AT: It was better. The first division that I worked at was Rampart, which is the busiest division in the city. That's where I did my rookie year. I loved it. I couldn't believe how busy we were. Being a police officer is the most challenging job I've ever had, and I've done a lot of stuff. You have to go from catching criminals one hour to helping a little old lady the next hour. It's very difficult. Only in the police department are you given the power to take someone's liberty away from them. I can do that at any time in the city of Los Angeles if I have a reason to. That's a lot of responsibility to give to a person and expect them to be perfect at all times. If they're not perfect or reasonably perfect, then they can go to jail. But it's very rewarding. The people I work with are the best.
GS: Do you think the media portray the LAPD unfairly?
AT: We don't get a lot of good press. People make a big fuss about police officers when they're dead, how they served their community and gave the ultimate sacrifice and all that stuff. And it's true, but 98% of the time people don't see police officers because we're dealing with the element that they don't want to deal with. The wife-beaters, child abusers, rapists, murderers. It happens every day. We see it all the time. I grew up the same way you did, you know, watching cartoons and going to church. But this is our job and we have to deal with that.
GS: With all the stuff that police officers have to put up with, why not do something else?
AT: A lot of guys do decide it's not worth it and switch to jobs that are less stressful and more financially rewarding. But others crave that stuff and love the excitement and stress. Very few people will ever know what it's like to drive "lights and siren" down a main boulevard chasing a car thief. I've done it. The job can be real fun.
GS: As a firearm instructor you don't get out on the streets any more.

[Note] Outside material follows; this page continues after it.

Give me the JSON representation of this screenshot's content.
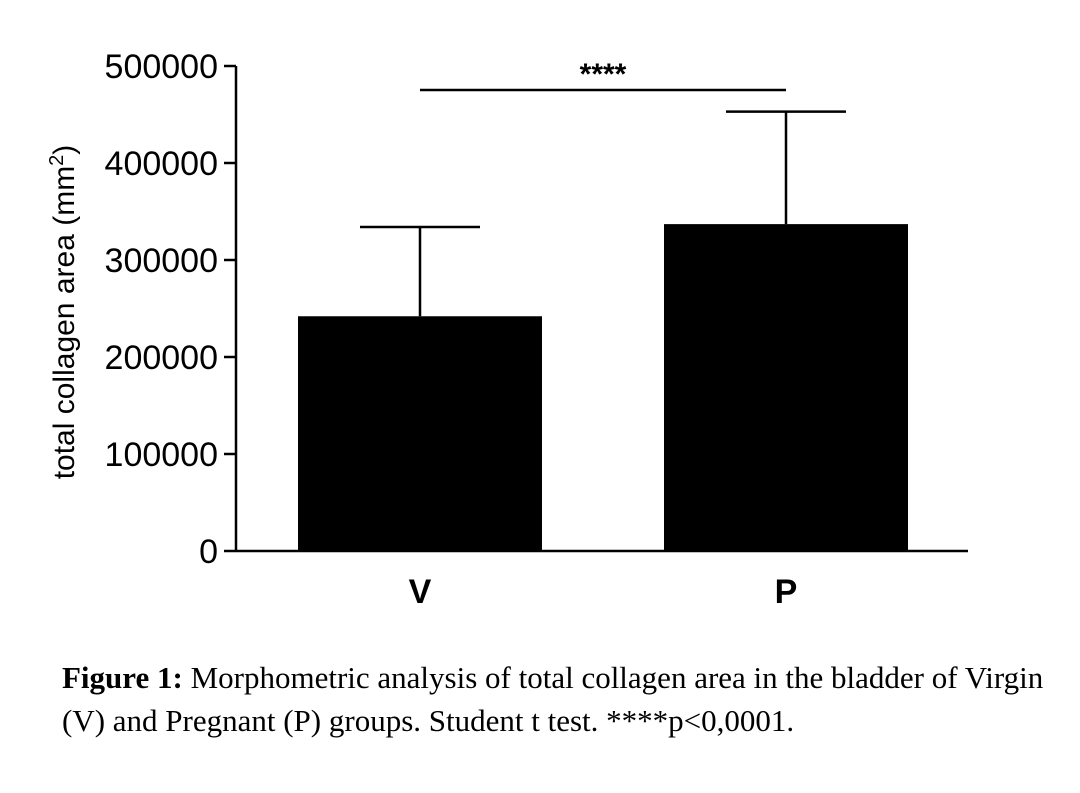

AT: No, not right now. But I'll be out there again. For now I'm able to teach people how to properly use their weapons. Which is important, because a lot of people in the community are armed, and we're basically under-armed. There's a lot of fear in this city. People are afraid of everything. They're afraid of gang members and carjackers, but there's only so much we can do. Actually, we could do better, and lot better, if given the opportunity. In a lot of situations our hands are tied because of bureaucratic reasons. We can't do the police work we'd like to do. We don't have enough people; we don't have enough equipment. We're losing a lot of guys to better-paying departments. A friend of mine just went to Beverly Hills and got about a 15-20% raise. A lot of the smaller cities around here pay more than the LAPD. They don't get to say they work for the LAPD, but the bottom line is that when they buy a house, instead of a $180,000 house, they might be able to buy a $250,000 house. So we sacrifice a lot to work here.